Images No.17 - 23 Some of the flora and fauna found within the dune areas. Not the chameleon in images No. 22 & 23 which was found within the dunes.
Image No.24 - Readout from one of the Differential Global Positioning Systems (DGPS) used on the project to gain very accurate position fixes. Image No.25 - Aolian transport occurring over the beach on 9th February. The moving sand appears as three light bands from left to right in mid-picture. Image No.26 - Aolian transport at the point of the Praia de Faro. The steep cliff (0.7m high) has been smoothed out as sand has been deposited after passing over it. Image No.27 - Aolian bed ripples in front of the cliff in image No. 26. Image No.28 - More sand being blown over the Praia de Faro site. Image No.29 - A member of the University of Amsterdam weighing aolian transported sand samples caught in a sand trap. Image No.30 - Deposits of sand in the lee of shells shows the dominant wind direction after strong winds.
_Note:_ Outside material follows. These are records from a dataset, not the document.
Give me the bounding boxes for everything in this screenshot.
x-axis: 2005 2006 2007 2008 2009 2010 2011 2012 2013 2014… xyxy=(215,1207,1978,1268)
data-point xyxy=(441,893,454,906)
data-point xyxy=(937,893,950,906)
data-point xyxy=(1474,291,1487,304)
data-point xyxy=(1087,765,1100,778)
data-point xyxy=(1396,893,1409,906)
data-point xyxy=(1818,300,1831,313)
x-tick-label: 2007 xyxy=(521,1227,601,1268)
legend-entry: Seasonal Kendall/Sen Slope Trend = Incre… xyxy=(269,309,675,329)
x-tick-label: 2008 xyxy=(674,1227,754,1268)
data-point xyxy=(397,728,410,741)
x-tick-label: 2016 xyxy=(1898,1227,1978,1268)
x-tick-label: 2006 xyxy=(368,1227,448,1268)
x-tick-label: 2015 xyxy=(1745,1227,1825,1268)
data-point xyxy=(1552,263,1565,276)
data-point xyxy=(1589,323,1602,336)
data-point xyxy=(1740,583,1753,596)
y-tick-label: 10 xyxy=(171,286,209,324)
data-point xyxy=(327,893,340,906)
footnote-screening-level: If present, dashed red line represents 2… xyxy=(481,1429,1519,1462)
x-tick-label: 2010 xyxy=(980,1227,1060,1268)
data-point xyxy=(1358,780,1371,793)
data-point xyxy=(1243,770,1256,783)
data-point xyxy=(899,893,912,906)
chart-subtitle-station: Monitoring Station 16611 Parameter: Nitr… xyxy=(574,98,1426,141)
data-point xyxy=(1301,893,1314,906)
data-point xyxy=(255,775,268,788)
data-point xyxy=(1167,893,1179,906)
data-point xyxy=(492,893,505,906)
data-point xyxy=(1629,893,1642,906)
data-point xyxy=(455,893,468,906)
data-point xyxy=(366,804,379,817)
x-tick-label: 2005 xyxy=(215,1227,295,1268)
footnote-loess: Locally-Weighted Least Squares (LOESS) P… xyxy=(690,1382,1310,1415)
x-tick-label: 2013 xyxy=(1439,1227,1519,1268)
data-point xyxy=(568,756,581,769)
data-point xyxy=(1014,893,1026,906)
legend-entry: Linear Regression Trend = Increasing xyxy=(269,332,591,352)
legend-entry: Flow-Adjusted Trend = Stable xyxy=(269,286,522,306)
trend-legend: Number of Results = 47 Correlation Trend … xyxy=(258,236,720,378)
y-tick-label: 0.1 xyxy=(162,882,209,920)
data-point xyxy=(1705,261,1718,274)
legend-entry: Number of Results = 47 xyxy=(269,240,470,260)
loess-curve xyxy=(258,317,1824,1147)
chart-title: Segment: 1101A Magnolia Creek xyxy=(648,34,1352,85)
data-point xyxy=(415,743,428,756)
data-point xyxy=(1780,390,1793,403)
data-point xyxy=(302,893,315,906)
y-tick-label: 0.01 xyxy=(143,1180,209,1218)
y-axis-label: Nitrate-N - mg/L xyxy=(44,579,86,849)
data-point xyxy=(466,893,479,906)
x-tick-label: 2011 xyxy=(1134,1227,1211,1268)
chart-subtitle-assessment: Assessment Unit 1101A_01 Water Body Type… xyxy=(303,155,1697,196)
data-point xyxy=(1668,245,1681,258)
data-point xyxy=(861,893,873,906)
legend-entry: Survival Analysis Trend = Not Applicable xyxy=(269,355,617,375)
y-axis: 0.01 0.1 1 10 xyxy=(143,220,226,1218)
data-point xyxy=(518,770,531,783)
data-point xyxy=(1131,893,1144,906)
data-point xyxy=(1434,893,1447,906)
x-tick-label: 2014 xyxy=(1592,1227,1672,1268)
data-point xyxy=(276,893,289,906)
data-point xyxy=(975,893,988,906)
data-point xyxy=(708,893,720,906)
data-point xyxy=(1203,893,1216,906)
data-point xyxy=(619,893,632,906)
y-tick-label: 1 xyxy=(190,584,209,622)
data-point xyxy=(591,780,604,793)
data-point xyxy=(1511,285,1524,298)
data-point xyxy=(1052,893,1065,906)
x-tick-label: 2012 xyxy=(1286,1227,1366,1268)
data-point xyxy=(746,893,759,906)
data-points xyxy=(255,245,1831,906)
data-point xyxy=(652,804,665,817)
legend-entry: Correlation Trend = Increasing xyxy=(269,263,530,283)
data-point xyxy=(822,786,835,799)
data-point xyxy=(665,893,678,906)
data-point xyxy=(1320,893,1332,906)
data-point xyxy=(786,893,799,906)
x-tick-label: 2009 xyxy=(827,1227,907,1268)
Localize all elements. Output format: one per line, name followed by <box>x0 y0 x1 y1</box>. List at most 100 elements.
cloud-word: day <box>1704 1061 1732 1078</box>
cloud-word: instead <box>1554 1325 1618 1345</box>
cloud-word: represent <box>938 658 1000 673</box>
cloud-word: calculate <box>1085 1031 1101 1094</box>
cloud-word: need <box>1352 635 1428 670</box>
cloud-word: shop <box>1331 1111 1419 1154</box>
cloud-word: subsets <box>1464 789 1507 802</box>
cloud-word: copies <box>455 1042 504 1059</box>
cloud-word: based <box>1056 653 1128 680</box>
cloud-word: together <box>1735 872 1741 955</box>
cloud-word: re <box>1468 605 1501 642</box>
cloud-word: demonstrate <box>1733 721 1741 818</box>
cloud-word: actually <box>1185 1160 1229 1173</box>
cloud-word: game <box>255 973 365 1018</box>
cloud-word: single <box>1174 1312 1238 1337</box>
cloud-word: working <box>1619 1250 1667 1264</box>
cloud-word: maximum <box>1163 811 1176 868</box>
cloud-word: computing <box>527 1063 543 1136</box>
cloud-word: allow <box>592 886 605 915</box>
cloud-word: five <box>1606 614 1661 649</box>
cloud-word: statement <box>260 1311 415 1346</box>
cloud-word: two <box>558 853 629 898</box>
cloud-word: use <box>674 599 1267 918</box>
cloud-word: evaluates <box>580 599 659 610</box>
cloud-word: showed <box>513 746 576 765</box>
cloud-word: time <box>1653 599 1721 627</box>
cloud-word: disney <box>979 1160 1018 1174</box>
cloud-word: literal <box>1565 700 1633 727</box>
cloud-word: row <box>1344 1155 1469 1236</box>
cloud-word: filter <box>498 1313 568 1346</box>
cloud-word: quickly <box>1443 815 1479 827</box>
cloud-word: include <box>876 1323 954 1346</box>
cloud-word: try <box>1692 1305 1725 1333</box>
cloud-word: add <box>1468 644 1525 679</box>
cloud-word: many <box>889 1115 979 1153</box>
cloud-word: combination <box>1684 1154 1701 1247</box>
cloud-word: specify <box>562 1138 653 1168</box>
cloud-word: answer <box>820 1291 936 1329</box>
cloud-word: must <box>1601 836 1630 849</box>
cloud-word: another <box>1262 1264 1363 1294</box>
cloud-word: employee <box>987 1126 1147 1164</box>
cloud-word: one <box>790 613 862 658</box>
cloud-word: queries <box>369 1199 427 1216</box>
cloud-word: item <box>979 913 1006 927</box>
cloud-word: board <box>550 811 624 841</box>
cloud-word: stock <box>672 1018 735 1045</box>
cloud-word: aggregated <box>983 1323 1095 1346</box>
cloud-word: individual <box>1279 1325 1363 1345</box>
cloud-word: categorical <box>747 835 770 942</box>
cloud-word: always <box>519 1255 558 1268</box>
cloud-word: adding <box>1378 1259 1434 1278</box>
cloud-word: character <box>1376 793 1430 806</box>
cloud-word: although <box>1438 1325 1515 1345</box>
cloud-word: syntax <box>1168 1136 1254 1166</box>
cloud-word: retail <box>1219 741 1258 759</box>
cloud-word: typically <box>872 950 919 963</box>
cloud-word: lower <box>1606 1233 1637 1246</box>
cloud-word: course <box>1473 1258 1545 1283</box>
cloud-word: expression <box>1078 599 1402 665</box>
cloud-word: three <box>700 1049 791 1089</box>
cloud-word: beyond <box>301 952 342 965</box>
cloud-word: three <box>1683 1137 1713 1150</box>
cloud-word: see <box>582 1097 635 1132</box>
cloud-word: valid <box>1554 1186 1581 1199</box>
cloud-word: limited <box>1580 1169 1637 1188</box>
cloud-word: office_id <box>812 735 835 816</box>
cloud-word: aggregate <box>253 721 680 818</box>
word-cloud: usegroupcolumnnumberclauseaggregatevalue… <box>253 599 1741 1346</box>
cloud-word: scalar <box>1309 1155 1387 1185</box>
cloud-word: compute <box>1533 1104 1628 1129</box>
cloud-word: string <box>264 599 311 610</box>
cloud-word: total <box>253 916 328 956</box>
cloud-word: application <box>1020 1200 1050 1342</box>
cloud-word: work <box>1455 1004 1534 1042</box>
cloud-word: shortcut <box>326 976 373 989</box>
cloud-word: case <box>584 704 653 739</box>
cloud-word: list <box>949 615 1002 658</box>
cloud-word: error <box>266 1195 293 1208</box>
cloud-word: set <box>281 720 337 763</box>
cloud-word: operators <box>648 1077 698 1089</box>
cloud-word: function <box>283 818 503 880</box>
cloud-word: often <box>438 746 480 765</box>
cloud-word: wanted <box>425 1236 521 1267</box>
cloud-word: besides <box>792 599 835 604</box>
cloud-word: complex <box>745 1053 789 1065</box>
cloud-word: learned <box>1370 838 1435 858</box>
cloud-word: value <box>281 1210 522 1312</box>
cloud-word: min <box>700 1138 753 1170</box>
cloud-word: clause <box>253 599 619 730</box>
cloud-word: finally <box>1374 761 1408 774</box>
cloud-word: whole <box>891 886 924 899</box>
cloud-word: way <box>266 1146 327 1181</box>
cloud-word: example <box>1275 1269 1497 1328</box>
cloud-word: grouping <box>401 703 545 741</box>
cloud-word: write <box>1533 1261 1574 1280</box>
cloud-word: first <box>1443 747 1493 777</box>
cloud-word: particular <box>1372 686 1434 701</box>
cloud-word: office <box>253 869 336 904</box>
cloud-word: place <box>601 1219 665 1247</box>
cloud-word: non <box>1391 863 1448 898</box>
Images No.31 - 35 Views of the Fuseta inlet to the north of the new inlet at the Praia de Faro. Image No. 36 - Two members of the WHOI team surveying the Fuseta inlet. Image No.37 - University of Bordeaux transect after a few days of data collection shows that alongshore sediment transport has been high. Compare with image No.11.
Images No.38 - 51 Views of the inside tip of the inlet on the Praia de Faro side showing the variation in beach topography with time. Images were taken every 2 to 3 days. The changes to the beach profile were connected to the wave climate outside the lagoon. Waves refracted inside the entrance from the surf zone predominantly on the flood tide when resistance to incoming flow was lowest. Visual observations showed that these would cut small cliffs into the beach face with these sometimes surviving the next tide when a new lower cliff formed (Images No. 46 & 47). Under higher wave conditions large bedforms developed as seen in image no. 50.
Images 52 - 56 Beach cusps and waves associated with their formation and maintenance under calm conditions. These features had regular sacings with wavelengths of approximately 30m. Longevity was afforded by a sustained period of shore normal approaching waves with small wave heights. The geometry of the cusp basins allowed a simple feedback mechanism to concentrate waves within each of the basins maintaining while protecting the "ridges" from significant wave attack. The cusps were observed to remain fairly stationary and did not migrate.